07.04.2006

"L'évangile de Judas"


Il s'agit d'un texte écrit en copte -langue des anciens égyptiens transcrite avec un alphabet de type grec et devenue langue cultuelle des chrétiens d'Egypte- sur papyrus et découvert dans le désert égyptien dans les années 1970. Il devait être conservé dans un vase, une poterie.
Ce document est passé de mains en mains depuis trente ans avant d'être étudié aux USA et de révéler ce qu'on nomme un "évangile apocryphe". Un texte contant la vie du Christ en se basant sur des récits oraux de l'époque mais trop récent, toutefois, pour figurer dans la "sélection officielle" des textes réunis dans la Bible.


Ce document date du IIème-IIIème siècle de notre ère et seuls des écrits antérieurs ont été considérés comme authentiques par les Pères de l'Eglise. Suffisemment fiables (c'est à ditre déjà politiquement corrects)
en tout cas pour constituer le Nouveau testament. Toutefois, il semble bien qu'Irénée de Lyon eut connaissance d'un document similaire dès de IIème siècle. Il se pourrait donc que ses origines
soient plus anciennes.

Les chercheurs commencent à s'émouvoir car ils pensent que ce récit apporte un éclairage nouveau sur l'histoire -la légende?- de Judas.
Les évangiles racontent que Judas, de mêche avec les soldats romains (l'équivalent d'une maréchaussée travaillant pour le pouvoir romain et le Sanhédrin, l'autorité juive de l'époque à Jérusalem), les aurait conduits jusqu'au lieu où Jésus et les disciples se réunissaient.
Là, il aurait embrassé son maître afin que les soldats sachent qui embarquer. Tout celà contre quelques pièces d'argent... Une petite fortune à l'époque.
Voici donc pourquoi Judas, le Treizième apôtre a toujours été honni et, à travers lui, la totalité de la communauté juive.
C'était pourtant vite oublier que Jésus est né, a vécu, est mort juif! Le christianisme est né après lui, à partir du moment où son enseignement a été popularisé.

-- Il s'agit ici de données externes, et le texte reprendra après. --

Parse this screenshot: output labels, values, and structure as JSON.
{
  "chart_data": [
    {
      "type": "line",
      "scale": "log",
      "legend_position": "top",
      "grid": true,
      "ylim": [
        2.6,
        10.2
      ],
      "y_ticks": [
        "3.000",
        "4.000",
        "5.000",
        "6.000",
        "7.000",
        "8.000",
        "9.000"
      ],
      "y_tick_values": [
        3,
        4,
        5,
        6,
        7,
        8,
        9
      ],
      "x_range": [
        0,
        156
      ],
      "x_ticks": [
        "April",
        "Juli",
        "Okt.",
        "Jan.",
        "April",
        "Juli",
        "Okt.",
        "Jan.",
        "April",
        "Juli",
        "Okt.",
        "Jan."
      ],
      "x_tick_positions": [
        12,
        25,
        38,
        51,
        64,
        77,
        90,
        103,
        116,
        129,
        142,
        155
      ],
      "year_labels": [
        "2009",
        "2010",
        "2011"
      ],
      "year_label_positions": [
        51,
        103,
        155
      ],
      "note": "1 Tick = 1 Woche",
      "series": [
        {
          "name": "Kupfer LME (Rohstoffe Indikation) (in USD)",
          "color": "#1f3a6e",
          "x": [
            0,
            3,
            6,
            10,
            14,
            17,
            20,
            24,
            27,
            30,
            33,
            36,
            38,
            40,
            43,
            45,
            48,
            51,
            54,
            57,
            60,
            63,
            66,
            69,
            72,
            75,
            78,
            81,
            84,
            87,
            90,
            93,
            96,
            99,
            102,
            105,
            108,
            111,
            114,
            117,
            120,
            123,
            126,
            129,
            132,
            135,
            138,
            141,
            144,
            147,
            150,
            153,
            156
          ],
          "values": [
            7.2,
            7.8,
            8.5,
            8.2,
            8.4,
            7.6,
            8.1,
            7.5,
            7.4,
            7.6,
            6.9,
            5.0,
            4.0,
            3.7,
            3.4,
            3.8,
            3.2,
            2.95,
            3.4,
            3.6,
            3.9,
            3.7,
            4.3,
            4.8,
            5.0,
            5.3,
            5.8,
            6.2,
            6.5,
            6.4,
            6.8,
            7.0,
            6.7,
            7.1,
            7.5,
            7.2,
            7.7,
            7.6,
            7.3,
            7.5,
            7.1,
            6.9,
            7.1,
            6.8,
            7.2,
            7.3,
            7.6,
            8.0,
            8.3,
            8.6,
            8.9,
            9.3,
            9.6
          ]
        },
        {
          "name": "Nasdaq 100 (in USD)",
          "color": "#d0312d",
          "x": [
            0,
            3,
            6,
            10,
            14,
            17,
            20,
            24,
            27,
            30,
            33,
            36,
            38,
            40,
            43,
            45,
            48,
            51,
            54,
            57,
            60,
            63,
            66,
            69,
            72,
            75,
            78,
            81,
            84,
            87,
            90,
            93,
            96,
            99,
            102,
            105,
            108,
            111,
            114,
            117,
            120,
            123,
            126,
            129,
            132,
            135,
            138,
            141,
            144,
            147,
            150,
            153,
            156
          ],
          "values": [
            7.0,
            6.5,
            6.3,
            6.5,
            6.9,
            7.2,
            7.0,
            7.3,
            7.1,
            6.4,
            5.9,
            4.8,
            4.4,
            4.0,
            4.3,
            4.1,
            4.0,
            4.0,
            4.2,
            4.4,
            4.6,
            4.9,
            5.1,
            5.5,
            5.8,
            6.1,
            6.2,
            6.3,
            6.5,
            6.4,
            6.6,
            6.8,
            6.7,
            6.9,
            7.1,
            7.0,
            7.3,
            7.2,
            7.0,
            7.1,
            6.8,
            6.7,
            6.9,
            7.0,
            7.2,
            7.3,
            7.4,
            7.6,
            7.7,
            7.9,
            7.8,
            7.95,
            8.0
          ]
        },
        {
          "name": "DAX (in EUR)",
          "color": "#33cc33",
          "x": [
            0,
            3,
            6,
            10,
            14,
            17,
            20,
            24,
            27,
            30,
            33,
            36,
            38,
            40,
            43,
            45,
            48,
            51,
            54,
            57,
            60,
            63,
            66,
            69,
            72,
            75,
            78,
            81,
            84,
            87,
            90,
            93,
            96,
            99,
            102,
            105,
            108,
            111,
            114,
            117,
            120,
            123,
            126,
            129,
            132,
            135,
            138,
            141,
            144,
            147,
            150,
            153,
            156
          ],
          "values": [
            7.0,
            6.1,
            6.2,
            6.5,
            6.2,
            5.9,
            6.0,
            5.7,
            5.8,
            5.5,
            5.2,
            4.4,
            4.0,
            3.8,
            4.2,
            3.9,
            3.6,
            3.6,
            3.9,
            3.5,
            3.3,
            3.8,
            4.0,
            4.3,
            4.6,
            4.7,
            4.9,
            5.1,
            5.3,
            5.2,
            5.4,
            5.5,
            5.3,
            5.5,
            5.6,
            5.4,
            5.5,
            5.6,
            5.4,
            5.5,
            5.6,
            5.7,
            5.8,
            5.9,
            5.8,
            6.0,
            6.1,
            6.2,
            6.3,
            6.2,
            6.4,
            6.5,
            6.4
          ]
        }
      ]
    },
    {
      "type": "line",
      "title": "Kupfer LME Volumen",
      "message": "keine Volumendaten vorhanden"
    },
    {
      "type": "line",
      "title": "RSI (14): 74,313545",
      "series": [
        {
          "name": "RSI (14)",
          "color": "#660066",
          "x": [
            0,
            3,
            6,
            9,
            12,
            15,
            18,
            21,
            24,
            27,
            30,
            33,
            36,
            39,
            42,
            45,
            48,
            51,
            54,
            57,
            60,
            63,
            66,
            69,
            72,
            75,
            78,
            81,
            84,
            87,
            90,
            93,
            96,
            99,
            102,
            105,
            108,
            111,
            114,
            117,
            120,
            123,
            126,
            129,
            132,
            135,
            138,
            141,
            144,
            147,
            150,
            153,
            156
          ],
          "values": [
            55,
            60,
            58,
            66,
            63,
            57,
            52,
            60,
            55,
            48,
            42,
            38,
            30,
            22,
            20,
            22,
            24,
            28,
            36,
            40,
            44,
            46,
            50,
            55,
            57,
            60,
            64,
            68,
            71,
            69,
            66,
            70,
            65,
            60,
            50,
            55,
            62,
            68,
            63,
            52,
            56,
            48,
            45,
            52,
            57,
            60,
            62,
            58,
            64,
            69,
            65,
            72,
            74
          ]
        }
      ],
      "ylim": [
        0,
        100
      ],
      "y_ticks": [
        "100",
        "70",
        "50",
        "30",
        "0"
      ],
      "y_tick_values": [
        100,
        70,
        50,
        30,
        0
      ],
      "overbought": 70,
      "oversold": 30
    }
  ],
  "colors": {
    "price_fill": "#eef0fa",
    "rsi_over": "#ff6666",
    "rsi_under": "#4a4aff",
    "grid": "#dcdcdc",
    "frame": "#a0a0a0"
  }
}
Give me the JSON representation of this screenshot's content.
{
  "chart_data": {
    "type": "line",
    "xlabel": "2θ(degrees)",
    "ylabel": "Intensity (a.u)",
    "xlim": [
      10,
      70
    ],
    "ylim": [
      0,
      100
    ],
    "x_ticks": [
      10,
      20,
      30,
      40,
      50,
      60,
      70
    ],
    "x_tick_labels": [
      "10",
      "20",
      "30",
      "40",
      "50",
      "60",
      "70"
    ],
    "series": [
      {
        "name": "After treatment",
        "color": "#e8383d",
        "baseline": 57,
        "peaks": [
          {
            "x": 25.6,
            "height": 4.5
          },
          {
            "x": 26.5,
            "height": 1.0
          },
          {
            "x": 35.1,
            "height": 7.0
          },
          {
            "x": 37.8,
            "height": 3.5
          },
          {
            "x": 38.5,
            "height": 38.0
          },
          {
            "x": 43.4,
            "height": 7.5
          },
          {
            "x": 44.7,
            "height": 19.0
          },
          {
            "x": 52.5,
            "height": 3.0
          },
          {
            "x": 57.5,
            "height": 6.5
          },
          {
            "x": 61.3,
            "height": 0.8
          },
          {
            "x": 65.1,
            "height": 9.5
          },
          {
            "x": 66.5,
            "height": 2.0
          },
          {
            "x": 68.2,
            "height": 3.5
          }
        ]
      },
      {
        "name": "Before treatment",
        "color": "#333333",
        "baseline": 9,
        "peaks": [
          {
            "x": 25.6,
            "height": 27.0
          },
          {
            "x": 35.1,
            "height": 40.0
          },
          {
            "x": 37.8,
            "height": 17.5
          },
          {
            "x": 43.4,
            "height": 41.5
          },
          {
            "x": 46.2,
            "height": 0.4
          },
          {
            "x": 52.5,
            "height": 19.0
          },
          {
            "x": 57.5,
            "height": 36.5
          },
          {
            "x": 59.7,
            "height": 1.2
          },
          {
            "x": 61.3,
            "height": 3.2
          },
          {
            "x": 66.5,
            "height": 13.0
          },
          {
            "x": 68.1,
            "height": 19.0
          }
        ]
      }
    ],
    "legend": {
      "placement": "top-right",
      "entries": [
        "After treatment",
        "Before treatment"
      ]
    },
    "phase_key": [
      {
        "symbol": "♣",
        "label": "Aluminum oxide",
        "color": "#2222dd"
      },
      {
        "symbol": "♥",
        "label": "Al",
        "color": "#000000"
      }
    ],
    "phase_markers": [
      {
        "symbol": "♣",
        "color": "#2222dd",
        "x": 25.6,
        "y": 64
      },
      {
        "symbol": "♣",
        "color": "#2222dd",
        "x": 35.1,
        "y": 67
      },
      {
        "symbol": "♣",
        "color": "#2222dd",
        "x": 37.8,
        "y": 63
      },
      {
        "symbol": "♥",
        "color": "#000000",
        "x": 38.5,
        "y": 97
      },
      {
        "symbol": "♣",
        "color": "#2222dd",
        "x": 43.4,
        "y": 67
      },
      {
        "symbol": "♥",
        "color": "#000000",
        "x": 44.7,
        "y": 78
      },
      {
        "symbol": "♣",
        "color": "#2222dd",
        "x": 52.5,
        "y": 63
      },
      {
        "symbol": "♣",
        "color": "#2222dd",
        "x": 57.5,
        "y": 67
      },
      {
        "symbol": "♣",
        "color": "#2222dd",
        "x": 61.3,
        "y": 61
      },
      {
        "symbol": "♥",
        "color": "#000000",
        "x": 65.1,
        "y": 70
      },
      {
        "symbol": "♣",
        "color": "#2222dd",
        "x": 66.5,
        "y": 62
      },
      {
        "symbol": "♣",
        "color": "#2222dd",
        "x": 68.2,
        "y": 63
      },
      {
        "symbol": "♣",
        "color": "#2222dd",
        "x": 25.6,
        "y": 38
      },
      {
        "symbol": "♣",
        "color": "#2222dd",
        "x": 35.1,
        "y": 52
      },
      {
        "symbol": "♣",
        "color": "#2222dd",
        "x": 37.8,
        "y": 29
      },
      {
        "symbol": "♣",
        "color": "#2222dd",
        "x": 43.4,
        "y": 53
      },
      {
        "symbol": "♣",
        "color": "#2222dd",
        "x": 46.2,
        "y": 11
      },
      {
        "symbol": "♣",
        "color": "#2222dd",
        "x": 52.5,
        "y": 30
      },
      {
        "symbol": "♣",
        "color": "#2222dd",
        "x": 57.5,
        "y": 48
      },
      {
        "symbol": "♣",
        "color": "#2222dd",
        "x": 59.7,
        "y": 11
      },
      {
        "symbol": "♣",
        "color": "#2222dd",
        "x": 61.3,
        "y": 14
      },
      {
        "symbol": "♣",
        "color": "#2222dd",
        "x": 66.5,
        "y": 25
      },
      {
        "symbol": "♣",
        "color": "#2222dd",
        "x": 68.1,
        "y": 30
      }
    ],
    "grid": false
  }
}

Le papyrus en question monterait que, loin d'avoir trahi Jésus, Judas n'aurait fait qu'exécuter ses ordres. Ce qui expliquerait aussi qu'il se soit suicidé de dépit par la suite.
Cela paraît en effet un peu capilotracté (comprenez: tiré par les cheveux) comme hypothèse, mais elle est loin d'être sans intérêt.

En effet, selon la tradition, pour que le Christ réussisse sa mission (racheter le péché originel qui a plongé l'humanité dans le malheur) il fallait qu'il meure comme le plus simple des condamnés. Jésus, incarnation de Dieu, s'est fait homme pour vivre comme un homme.
Or, pour que la prophétie se réalise, il fallait un motif aux autorités locales. Jésus parlait de "royaume", du "royaume de son père". Le Sanhédrin a conclu qu'il revendiquait le pouvoir (en plus, Jésus était bien d'ascendance royale puisqu lié au roi David par son père "terrestre", Joseph).
Le proconsul Romain de l'époque, Ponce Pilate, ne pouvant se permettre que des troubles agitent la remuante province de Judée décida que le Sanhédrin règlerait cette affaire interne. Le pouvoir romain se contentant d'arrêter l'agitateur et de lui infliger sa peine.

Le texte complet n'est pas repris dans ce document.